You Only Have to Be a Little More Generous to Be Happier, Study Says
The key to feeling happy may be as simple as being a little generous – or even vowing to be moreso, according to new research.
Researchers studied the communication between
brain areas and found that those concerned about their fellow humans are
happier compared to those who tend to care more about themselves.
Helping others gives people a "warm glow." University of Zurich
neuroeconomists worked with international researchers for the study, published Tuesday in Nature Communications.
Here's how the experiment worked: 50
participants were told they would receive a sum of money within the next
few weeks, which they should spend. Researchers assigned them to two
groups – half promised they would spend the money on someone they knew,
while the other half said they would spend it on themselves.
The participants then started making decisions regarding generous behavior
– specifically whether to give someone close to them money. For the
generous group – the experimental one – the person they chose was
different than the one they would later give money to. The size and cost
of the gift varied during these decisions (i.e. giving someone five
francs while costing themselves two francs), and always led to
participants having to make some kind of personal sacrifice. .

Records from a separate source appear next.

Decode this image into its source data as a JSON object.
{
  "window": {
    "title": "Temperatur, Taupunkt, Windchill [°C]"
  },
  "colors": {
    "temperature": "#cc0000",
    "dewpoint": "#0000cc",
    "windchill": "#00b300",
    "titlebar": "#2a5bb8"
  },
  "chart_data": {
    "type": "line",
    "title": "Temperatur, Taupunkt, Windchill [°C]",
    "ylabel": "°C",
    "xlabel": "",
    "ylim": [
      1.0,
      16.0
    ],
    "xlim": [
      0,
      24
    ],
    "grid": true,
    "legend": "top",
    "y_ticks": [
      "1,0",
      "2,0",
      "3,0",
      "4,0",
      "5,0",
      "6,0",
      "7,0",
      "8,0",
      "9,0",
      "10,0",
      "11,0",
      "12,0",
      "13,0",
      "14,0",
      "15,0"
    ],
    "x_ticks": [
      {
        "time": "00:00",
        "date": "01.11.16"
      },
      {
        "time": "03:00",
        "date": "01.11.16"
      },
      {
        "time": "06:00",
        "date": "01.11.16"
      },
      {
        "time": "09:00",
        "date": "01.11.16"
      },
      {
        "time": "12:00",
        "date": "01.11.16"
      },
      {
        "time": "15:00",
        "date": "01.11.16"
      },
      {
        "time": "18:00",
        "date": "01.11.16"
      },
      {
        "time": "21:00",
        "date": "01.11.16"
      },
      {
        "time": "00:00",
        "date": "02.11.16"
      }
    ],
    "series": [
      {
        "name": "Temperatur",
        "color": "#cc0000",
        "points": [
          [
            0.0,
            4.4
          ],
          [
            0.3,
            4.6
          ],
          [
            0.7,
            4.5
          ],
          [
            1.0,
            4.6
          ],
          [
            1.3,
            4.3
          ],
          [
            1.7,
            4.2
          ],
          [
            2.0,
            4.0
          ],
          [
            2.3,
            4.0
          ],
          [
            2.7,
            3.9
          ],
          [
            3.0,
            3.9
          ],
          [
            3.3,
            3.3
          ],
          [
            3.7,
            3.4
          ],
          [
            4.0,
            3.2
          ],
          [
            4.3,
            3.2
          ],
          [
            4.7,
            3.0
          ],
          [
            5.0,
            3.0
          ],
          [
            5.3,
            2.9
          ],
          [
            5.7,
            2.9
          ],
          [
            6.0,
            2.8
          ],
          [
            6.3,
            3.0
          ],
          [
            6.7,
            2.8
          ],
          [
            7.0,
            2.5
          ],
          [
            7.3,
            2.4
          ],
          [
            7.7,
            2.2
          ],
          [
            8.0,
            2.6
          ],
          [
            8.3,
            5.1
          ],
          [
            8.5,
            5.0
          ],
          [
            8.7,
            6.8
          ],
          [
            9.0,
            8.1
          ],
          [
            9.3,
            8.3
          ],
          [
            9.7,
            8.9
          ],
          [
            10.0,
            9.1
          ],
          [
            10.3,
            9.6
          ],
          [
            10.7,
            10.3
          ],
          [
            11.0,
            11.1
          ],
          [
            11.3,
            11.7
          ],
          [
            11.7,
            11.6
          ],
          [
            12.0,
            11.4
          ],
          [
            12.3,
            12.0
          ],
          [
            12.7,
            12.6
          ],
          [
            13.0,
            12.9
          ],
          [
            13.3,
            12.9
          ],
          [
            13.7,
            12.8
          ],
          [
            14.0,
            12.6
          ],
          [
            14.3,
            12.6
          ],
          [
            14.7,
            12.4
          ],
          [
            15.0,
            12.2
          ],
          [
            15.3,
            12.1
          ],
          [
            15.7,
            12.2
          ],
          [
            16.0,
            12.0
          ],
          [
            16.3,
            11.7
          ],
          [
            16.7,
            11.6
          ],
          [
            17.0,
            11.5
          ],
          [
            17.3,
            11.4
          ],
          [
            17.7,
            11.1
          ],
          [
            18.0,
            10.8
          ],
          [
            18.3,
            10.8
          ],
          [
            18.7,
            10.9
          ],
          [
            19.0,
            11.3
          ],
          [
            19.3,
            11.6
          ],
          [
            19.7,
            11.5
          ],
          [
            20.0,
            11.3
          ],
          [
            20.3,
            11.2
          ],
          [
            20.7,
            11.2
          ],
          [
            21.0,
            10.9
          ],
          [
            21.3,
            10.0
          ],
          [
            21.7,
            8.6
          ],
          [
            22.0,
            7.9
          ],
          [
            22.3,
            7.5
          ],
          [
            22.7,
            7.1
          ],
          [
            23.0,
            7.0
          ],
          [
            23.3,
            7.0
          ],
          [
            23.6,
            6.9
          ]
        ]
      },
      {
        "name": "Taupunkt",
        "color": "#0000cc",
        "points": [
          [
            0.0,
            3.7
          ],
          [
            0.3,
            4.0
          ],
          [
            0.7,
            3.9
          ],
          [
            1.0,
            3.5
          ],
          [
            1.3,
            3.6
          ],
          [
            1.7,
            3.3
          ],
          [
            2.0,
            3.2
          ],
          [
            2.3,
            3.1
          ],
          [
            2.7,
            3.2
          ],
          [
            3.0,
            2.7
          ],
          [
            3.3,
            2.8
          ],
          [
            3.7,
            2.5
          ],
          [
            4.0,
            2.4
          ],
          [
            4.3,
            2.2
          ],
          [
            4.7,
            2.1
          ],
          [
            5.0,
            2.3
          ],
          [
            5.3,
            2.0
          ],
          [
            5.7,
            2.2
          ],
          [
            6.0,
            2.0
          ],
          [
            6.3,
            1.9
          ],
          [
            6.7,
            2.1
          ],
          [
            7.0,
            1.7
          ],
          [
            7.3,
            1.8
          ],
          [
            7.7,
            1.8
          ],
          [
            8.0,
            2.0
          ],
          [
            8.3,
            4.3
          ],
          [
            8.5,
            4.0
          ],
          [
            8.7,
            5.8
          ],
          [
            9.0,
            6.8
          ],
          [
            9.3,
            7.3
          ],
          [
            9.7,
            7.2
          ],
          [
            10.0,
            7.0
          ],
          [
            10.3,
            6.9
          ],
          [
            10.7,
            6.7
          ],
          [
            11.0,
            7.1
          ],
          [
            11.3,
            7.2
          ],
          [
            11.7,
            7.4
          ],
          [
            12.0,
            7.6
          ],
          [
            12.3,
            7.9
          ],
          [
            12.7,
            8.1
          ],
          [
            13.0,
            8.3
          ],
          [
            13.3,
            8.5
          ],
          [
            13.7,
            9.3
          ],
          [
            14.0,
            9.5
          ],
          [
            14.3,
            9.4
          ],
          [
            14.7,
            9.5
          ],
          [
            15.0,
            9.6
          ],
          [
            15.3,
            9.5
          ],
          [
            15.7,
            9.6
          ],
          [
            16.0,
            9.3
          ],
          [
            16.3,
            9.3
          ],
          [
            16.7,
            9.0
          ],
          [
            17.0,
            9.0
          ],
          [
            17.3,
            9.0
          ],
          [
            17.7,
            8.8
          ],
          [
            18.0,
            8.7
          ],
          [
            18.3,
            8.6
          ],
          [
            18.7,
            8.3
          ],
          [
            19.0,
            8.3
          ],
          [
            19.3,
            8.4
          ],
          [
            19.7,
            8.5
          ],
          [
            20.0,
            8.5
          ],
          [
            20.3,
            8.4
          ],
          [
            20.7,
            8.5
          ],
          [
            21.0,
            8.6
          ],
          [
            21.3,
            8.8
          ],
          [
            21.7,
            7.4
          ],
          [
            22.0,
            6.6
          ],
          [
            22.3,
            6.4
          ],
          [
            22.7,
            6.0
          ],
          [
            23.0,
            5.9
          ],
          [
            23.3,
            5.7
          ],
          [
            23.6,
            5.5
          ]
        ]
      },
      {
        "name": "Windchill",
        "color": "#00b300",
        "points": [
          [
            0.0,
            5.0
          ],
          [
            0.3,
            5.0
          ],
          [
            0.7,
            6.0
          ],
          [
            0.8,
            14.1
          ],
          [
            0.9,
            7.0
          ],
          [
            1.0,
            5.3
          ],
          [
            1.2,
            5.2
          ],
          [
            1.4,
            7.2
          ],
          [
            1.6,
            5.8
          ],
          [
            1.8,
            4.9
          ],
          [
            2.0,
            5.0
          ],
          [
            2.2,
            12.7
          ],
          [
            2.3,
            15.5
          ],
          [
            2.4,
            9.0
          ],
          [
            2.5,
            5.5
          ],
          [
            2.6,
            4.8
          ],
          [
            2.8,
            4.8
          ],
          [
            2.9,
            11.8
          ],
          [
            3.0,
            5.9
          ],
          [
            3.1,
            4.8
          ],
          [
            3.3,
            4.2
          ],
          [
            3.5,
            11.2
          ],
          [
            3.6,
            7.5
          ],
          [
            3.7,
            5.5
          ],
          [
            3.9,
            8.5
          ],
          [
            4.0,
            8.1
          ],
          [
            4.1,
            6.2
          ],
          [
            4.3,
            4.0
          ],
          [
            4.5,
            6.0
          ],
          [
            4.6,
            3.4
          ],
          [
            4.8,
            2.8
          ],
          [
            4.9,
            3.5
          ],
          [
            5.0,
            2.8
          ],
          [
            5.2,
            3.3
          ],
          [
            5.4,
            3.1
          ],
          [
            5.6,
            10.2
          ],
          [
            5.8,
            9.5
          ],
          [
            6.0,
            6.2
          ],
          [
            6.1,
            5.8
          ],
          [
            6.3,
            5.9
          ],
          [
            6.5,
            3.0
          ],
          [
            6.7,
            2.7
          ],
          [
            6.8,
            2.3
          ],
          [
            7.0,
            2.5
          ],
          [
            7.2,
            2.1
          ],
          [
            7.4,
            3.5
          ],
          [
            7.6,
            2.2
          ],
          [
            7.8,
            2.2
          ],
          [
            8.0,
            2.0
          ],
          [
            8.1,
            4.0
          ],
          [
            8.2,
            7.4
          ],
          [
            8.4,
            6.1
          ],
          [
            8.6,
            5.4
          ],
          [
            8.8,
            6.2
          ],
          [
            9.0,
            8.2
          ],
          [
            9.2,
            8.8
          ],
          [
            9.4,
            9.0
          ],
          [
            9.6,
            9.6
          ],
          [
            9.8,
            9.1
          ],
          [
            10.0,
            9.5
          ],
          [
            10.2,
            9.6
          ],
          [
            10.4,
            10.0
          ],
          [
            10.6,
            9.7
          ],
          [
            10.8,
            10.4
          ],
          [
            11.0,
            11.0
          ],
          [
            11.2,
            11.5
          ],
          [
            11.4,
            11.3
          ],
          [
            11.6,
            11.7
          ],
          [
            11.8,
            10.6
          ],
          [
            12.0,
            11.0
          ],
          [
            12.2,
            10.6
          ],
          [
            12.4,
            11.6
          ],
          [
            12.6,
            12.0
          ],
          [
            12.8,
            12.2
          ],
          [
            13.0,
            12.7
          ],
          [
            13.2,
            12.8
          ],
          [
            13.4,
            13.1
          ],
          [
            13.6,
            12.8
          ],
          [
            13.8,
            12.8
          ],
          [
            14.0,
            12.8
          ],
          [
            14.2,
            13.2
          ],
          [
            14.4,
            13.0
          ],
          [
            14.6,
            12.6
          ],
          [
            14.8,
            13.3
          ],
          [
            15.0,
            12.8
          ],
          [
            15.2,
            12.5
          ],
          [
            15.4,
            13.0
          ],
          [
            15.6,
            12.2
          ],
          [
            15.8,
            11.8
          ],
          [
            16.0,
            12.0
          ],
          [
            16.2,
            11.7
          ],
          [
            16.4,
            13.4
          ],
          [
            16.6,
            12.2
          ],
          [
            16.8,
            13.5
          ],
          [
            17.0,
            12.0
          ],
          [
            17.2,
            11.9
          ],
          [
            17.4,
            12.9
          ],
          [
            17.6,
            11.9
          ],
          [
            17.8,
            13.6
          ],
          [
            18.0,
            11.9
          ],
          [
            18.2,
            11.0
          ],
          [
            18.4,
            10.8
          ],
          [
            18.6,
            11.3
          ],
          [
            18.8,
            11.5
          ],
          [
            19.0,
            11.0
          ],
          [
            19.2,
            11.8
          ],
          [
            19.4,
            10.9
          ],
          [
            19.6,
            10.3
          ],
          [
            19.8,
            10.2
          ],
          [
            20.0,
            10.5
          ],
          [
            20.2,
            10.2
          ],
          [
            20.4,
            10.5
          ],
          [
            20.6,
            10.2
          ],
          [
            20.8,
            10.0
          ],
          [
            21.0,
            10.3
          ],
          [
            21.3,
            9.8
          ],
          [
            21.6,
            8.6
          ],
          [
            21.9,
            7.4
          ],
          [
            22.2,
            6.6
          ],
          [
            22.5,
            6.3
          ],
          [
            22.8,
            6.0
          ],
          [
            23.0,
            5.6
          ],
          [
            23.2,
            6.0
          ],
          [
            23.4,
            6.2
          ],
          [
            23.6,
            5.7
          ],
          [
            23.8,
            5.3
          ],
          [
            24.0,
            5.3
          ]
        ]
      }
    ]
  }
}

Throughout the decision-making process,
researchers looked at participants' brain activity across three areas
including the temporoparietal junction (where the brain processes
generosity), the ventral striatum (happiness) and the orbitofrontal
cortex (the decision-making process).
In the case of the experimental group, they were
prepared to spend higher costs to be kind to another person. Those who
were more generous
in the study were happier post-study than those who acted in a more
selfish manner. That's not to say quantity of generosity correlated to
quality. "You don't need to become a self-sacrificing martyr to feel
happier. Just being a little more generous will suffice," study author Philippe Tobler of the University of Zurich said in a statement.
Though the research seems encouraging, questions remain as to what happens next.
"There are still some open questions, such as:
Can communication between these brain regions be trained and
strengthened?" study author Soyoung Park
of the University of Lübeck in Germany said in a statement. "If so,
how? And, does the effect last when it is used deliberately, that is, if
a person only behaves generously in order to feel happier?"